Vu la procédure suivante :

Procédure contentieuse antérieure :

M. A...C...a demandé au tribunal administratif de Toulouse d'annuler la décision du 29 janvier 2013 par laquelle le directeur du centre hospitalier de Villefranche-de-Rouergue l'a suspendu, à titre conservatoire, de ses activités cliniques et thérapeutiques à compter du 1er février 2013 et de condamner le centre hospitalier de Villefranche-de-Rouergue à lui verser une somme de 58 958 euros, à actualiser mensuellement, en réparation des préjudices résultant de l'illégalité de cette décision de suspension.

Par un jugement n° 1300803 du 24 juin 2016, le tribunal administratif de Toulouse a rejeté la requête et mis à la charge de M. C...une somme de 1 500 euros sur le fondement de l'article L. 761-1 du code de justice administrative.
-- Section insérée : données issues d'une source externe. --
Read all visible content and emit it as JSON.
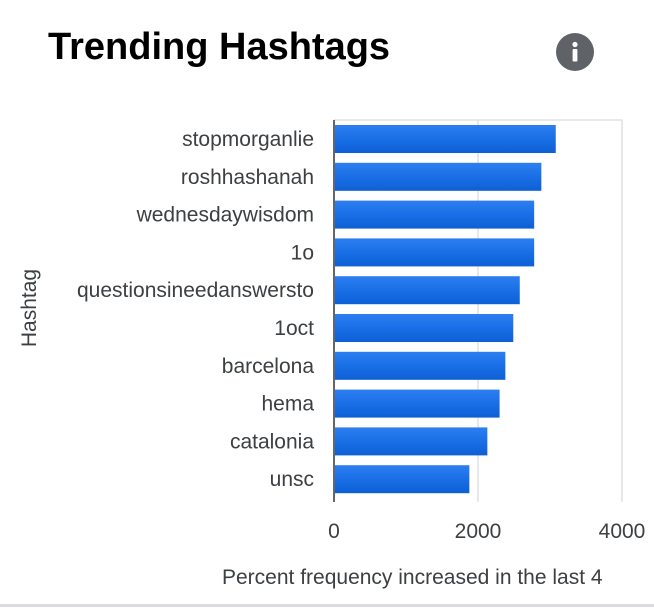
{
  "header": {
    "title": "Trending Hashtags",
    "info_icon": "info-icon"
  },
  "chart_data": {
    "type": "bar",
    "orientation": "horizontal",
    "categories": [
      "stopmorganlie",
      "roshhashanah",
      "wednesdaywisdom",
      "1o",
      "questionsineedanswersto",
      "1oct",
      "barcelona",
      "hema",
      "catalonia",
      "unsc"
    ],
    "values": [
      3080,
      2880,
      2780,
      2780,
      2580,
      2490,
      2380,
      2300,
      2130,
      1880
    ],
    "xlabel": "Percent frequency increased in the last 4",
    "ylabel": "Hashtag",
    "xlim": [
      0,
      4000
    ],
    "xticks": [
      "0",
      "2000",
      "4000"
    ],
    "grid": true,
    "bar_color": "#1a73e8"
  }
}
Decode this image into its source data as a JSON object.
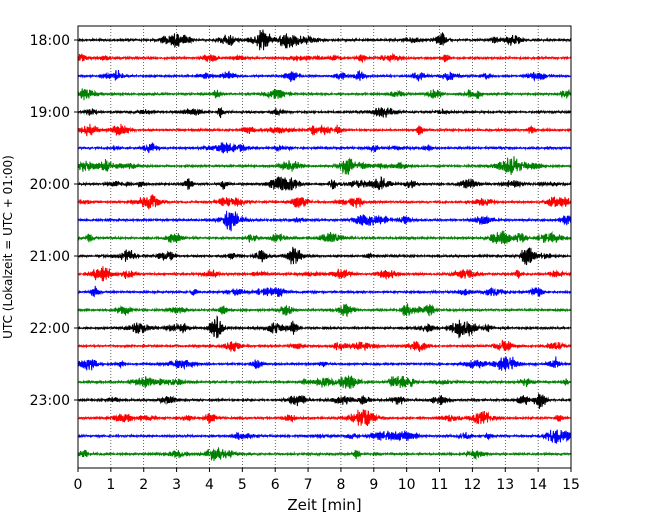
{
  "chart_data": {
    "type": "line",
    "title": "",
    "xlabel": "Zeit  [min]",
    "ylabel": "UTC (Lokalzeit = UTC + 01:00)",
    "xlim": [
      0,
      15
    ],
    "x_ticks": [
      0,
      1,
      2,
      3,
      4,
      5,
      6,
      7,
      8,
      9,
      10,
      11,
      12,
      13,
      14,
      15
    ],
    "x_tick_labels": [
      "0",
      "1",
      "2",
      "3",
      "4",
      "5",
      "6",
      "7",
      "8",
      "9",
      "10",
      "11",
      "12",
      "13",
      "14",
      "15"
    ],
    "y_tick_labels": [
      "18:00",
      "19:00",
      "20:00",
      "21:00",
      "22:00",
      "23:00"
    ],
    "y_tick_rows": [
      0,
      4,
      8,
      12,
      16,
      20
    ],
    "row_interval_minutes": 15,
    "row_count": 24,
    "first_row_time": "18:00",
    "x_grid": "dotted, every minute",
    "trace_color_cycle": [
      "#000000",
      "#ff0000",
      "#0000ff",
      "#008000"
    ],
    "legend": "none"
  }
}
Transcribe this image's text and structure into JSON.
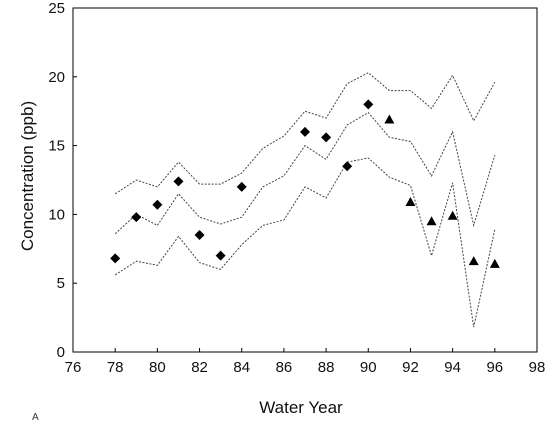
{
  "chart_data": {
    "type": "scatter",
    "title": "",
    "xlabel": "Water Year",
    "ylabel": "Concentration (ppb)",
    "xlim": [
      76,
      98
    ],
    "ylim": [
      0,
      25
    ],
    "xticks": [
      "76",
      "78",
      "80",
      "82",
      "84",
      "86",
      "88",
      "90",
      "92",
      "94",
      "96",
      "98"
    ],
    "yticks": [
      "0",
      "5",
      "10",
      "15",
      "20",
      "25"
    ],
    "grid": false,
    "series": [
      {
        "marker": "diamond",
        "color": "#000000",
        "x": [
          78,
          79,
          80,
          81,
          82,
          83,
          84,
          87,
          88,
          89,
          90
        ],
        "y": [
          6.8,
          9.8,
          10.7,
          12.4,
          8.5,
          7.0,
          12.0,
          16.0,
          15.6,
          13.5,
          18.0
        ]
      },
      {
        "marker": "triangle",
        "color": "#000000",
        "x": [
          91,
          92,
          93,
          94,
          95,
          96
        ],
        "y": [
          16.9,
          10.9,
          9.5,
          9.9,
          6.6,
          6.4
        ]
      }
    ],
    "bands": [
      {
        "style": "dotted",
        "x": [
          78,
          79,
          80,
          81,
          82,
          83,
          84,
          85,
          86,
          87,
          88,
          89,
          90,
          91,
          92,
          93,
          94,
          95,
          96
        ],
        "y": [
          11.5,
          12.5,
          12.0,
          13.8,
          12.2,
          12.2,
          13.0,
          14.8,
          15.7,
          17.5,
          17.0,
          19.5,
          20.3,
          19.0,
          19.0,
          17.7,
          20.1,
          16.8,
          19.6
        ]
      },
      {
        "style": "dotted",
        "x": [
          78,
          79,
          80,
          81,
          82,
          83,
          84,
          85,
          86,
          87,
          88,
          89,
          90,
          91,
          92,
          93,
          94,
          95,
          96
        ],
        "y": [
          8.6,
          10.0,
          9.2,
          11.5,
          9.8,
          9.3,
          9.8,
          12.0,
          12.8,
          15.0,
          14.0,
          16.5,
          17.4,
          15.6,
          15.3,
          12.8,
          16.0,
          9.2,
          14.3
        ]
      },
      {
        "style": "dotted",
        "x": [
          78,
          79,
          80,
          81,
          82,
          83,
          84,
          85,
          86,
          87,
          88,
          89,
          90,
          91,
          92,
          93,
          94,
          95,
          96
        ],
        "y": [
          5.6,
          6.6,
          6.3,
          8.4,
          6.5,
          6.0,
          7.8,
          9.2,
          9.6,
          12.0,
          11.2,
          13.8,
          14.1,
          12.7,
          12.1,
          7.0,
          12.3,
          1.8,
          8.9
        ]
      }
    ]
  },
  "footnote": "A"
}
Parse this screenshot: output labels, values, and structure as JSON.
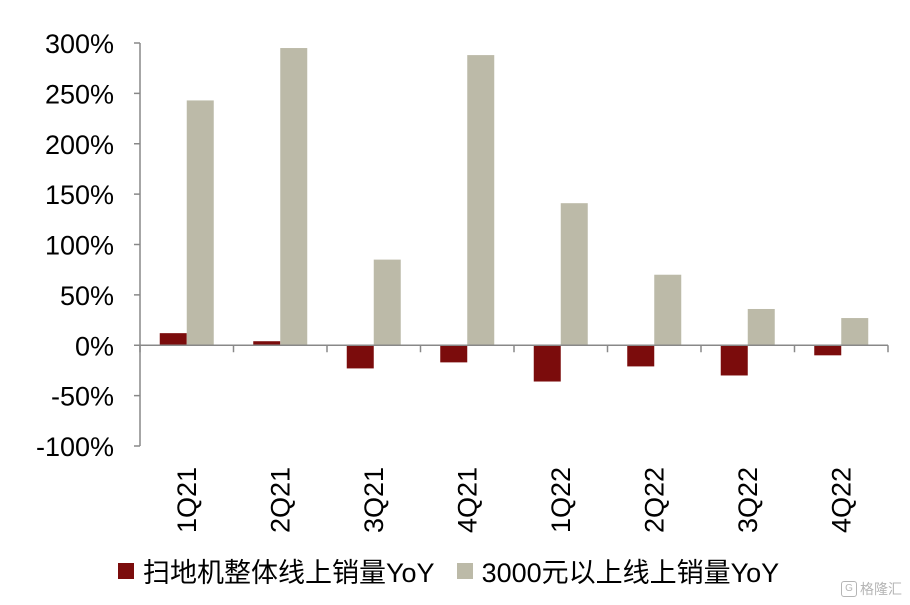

Procédure devant la cour :

Par une requête et des mémoires enregistrés les 5 septembre 2016, 4 février 2018, 27 avril 2018 et 20 juillet 2018, M.C..., représenté par MeD..., demande à la cour :

1°) d'annuler ce jugement du 24 juin 2016 du tribunal administratif de Toulouse ;

2°) d'annuler la décision contestée ;

3°) de condamner le centre hospitalier de Villefranche-de-Rouergue à lui verser une somme de 58 958 euros en réparation de ses préjudices ;

4°) de mettre à la charge du centre hospitalier de Villefranche-de-Rouergue une somme de 3 000 euros au titre de l'article L. 761-1 du code de justice administrative.

Il soutient que :

- le jugement attaqué est irrégulier ; il n'a pas suffisamment répondu à ses conclusions indemnitaires et l'a condamné à verser une somme d'un montant excessif au titre de l'article L. 761-1 du code de justice administrative ; le jugement repose par ailleurs sur une inexacte application des dispositions de l'article L. 6143-7 du code de la santé publique ;

- les faits à l'origine de la mesure de suspension se sont tenus dans un contexte de harcèlement moral et d'accusations mensongères, dénoncé par plusieurs agents du centre hospitalier, et de dissension avec le docteurB..., condamnée par le tribunal correctionnel à raison de ses propos injurieux, et alors qu'il était affecté par un drame personnel ; ces faits n'ont cependant pas compromis de manière grave et imminente le fonctionnement du service ou mis en péril la sécurité des patients ; l'absence d'urgence est notamment révélée par la date d'édiction de la mesure de suspension, plus de deux mois après l'altercation en cause ; les évènements plus anciens dont le centre hospitalier fait état ne sauraient fonder la mesure de suspension litigieuse, subordonnée à l'existence d'une urgence ;

- les faits de violence qu'il aurait prétendument commis à l'encontre de M. E...ne sont pas établis ; les témoignages versés par le centre hospitalier, rédigés sur demande de l'établissement, ne sont pas probants ;

- les faits sur lesquels la suspension a été prononcée n'ont pas donné lieu à des poursuites disciplinaires ou pénales ;

- sa prétendue inaptitude à exercer ses fonctions n'a pas été reconnue, et il a été réintégré sur injonction du préfet ;

- la décision de le suspendre est entachée d'un détournement de pouvoir ;

- il n'a pas méconnu la réglementation relative à l'exercice, par un praticien hospitalier, d'une activité libérale ;

- le juge administratif n'est pas tenu par l'appréciation faite par la juridiction pénale, qui avait à connaître de la qualification pénale des faits au regard de l'incrimination, complexe, de harcèlement moral ; en outre, l'ordonnance de non-lieu dont se prévaut le centre hospitalier est entachée de nullité absolue.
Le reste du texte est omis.